# Mathematics

Mathematics is a very useful and dynamic subject relevant across most areas of studies. The term “Mathematics” is one which has attracted diverse definitions; however, it is a word which in ancient Greek (“Máthēma”) is translated to mean “knowledge, study, learning”. It deals with logical thinking and quantitative calculation. It is a discipline which is as old as man himself. Primitive man started counting by matching objects.

WHY MATHEMATICS?

BRANCHES OF MATHEMATICS

Mathematics can be showcased in various branches, however, chiefly amongst them are Algebra, Arithmetic, Analysis, Statistics, Trigonometry, Game Theory and Combinatorics.

ARITHMETIC: This is the most commonly used form of mathematics. It encapsulates the basics of mathematics with concepts such as counting, addition, subtraction, multiplication, division and exponentiation. Arithmetic is useful in almost every aspect of everyday life. It can be seen in functions such as purchasing of goods or the counting of student participants in a school game show. It is also useful in fields such as engineering, physics, chemistry, biology and business. Below is an example of arithmetic:

1. Subtract 5 from 20.

This simply means removing a group of 5 from a group of 20, which would result in a group of 15 left.

2. Add 5 to 15.

Addition simply means, add a group of 5 to a group of 15, which would result to a group of 20.

ALGEBRA: Algebra consists more of variables. This is that branch of mathematics in which arithmetical operations are applied to abstract symbols rather than specific numbers. Simply put, it is that branch that employs variables as missing parts of an equation, to be found. An example of an algebraic expression is; 2+x= 5. Where “x” is the missing variable to be found.

To solve an algebraic equation, the variable should be isolated to one side of the equation, while the constants(the numbers) would be solved while on the other side, in order to find the missing value of the variable. Other laws of algebra include The Rule of Symmetry, Commutative Property and The Inverse Property of Addition.

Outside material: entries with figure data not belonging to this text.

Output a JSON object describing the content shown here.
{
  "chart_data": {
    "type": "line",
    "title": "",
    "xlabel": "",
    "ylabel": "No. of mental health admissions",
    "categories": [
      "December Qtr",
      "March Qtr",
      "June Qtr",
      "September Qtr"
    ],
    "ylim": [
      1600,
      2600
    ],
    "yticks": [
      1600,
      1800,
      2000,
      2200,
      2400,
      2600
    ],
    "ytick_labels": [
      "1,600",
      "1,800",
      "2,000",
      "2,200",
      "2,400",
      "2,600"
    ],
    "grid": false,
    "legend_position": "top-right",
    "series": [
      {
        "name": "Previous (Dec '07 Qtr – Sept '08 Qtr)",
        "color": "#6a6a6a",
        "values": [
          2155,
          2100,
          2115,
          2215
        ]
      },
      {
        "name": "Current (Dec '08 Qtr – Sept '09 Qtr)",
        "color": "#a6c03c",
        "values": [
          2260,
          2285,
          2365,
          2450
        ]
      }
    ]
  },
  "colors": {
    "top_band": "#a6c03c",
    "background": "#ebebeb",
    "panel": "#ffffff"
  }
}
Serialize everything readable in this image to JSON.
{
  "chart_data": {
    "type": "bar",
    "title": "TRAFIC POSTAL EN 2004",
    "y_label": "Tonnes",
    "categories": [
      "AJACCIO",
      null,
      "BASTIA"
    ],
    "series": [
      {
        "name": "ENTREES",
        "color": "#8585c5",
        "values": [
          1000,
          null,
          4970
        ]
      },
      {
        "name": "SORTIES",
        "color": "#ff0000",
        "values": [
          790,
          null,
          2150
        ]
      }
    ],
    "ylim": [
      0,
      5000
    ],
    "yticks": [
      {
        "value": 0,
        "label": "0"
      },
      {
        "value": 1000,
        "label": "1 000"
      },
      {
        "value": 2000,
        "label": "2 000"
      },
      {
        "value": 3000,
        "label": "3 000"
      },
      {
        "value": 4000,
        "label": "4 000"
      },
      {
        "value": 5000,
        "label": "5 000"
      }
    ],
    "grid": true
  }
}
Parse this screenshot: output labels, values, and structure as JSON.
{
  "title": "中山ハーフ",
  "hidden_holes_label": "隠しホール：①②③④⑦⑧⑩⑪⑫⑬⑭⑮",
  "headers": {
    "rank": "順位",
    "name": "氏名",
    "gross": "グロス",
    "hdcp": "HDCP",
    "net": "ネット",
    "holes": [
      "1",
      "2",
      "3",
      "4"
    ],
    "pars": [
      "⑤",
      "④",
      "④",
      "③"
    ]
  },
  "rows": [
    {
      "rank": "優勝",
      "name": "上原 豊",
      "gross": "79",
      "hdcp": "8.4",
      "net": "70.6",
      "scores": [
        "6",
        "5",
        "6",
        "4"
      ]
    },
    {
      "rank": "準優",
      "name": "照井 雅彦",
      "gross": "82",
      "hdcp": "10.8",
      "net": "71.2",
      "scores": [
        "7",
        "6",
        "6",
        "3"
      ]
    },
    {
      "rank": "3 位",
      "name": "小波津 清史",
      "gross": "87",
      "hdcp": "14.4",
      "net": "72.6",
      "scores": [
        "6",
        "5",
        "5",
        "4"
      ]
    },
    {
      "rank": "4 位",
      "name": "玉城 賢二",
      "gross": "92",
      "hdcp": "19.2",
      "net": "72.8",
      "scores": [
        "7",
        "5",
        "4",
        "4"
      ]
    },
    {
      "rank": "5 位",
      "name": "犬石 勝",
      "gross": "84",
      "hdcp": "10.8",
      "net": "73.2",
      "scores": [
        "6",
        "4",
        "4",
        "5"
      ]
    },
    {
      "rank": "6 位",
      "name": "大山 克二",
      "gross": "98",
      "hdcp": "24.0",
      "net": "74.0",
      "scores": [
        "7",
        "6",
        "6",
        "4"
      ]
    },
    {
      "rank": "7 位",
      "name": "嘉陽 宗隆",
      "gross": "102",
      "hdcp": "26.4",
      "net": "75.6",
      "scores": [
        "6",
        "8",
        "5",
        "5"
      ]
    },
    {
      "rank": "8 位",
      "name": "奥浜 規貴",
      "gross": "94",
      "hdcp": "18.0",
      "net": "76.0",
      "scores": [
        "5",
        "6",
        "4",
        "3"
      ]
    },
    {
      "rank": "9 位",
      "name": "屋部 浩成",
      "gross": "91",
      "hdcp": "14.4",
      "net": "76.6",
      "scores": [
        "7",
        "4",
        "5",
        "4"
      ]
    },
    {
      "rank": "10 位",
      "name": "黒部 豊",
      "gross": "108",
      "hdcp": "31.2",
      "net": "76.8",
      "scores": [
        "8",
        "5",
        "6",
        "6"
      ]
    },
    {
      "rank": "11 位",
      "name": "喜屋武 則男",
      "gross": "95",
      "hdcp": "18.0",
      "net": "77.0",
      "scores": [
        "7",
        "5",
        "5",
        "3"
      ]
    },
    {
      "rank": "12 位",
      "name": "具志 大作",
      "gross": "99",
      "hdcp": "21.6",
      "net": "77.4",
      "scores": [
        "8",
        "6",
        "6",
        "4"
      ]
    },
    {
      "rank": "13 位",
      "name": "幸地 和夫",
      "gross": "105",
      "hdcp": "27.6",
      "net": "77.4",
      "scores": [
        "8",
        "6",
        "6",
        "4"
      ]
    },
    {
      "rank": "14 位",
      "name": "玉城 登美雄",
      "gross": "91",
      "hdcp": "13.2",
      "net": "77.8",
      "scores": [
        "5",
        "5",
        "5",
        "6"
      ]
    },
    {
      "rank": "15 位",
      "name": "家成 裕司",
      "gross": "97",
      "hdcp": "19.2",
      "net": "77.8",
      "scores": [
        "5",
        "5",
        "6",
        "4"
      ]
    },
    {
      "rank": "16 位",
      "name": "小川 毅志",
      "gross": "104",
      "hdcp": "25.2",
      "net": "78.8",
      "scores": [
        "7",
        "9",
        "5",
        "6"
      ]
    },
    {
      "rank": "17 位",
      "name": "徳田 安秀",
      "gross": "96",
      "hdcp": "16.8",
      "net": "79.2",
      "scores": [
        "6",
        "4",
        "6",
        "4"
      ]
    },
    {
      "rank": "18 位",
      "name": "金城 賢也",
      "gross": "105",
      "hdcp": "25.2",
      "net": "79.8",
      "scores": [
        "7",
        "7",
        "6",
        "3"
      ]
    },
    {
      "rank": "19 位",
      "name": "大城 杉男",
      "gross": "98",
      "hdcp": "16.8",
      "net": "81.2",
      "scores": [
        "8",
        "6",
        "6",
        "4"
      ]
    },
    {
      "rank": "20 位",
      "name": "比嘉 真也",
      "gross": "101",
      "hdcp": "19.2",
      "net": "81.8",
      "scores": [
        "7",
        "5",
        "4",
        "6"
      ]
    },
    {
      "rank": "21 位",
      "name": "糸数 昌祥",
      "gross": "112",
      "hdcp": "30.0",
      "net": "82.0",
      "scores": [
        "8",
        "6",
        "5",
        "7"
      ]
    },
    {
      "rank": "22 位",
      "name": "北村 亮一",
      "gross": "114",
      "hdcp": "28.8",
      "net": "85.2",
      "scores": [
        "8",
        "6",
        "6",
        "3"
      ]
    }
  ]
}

According to The Rule of Symmetry, if the value on the left hand side is equal to that on the right hand side, then the one on the right hand side is also equal to that on the left side, and vice versa. For example, if x=y, then y=x.

Meanwhile, The Law of Commutative Property states that adding two values would result in the same answer, regardless of the order in which they are placed. For example, if 5+6=1, 6+5=11.

Lastly, The Inverse Property of Addition is of the opinion that when a number is added to it’s opposite, the result is always a zero. When this happens, the positive sign (+) is rendered inactive, while the negative sign (-) is active. For example, 5+(-5)=0. This is the same as simply subtracting 5 from 5.

STATISTICS: This is concerned with drawing reliable conclusions about large groups, which could be a population, or general events from the behaviour observed in smaller samples or groups capable of representing a portion of the large group. Two types of statistical methods exist. They include Descriptive Statistics and Inferential Statistics.

Descriptive Statistics describes the properties of the sample as well as the population data at large. Meanwhile, Inferential Statistics goes further to use those properties to test hypotheses and draw conclusions. In other words, Inferential Statistics draws conclusions from the statistical analysis carried out by the descriptive statistics.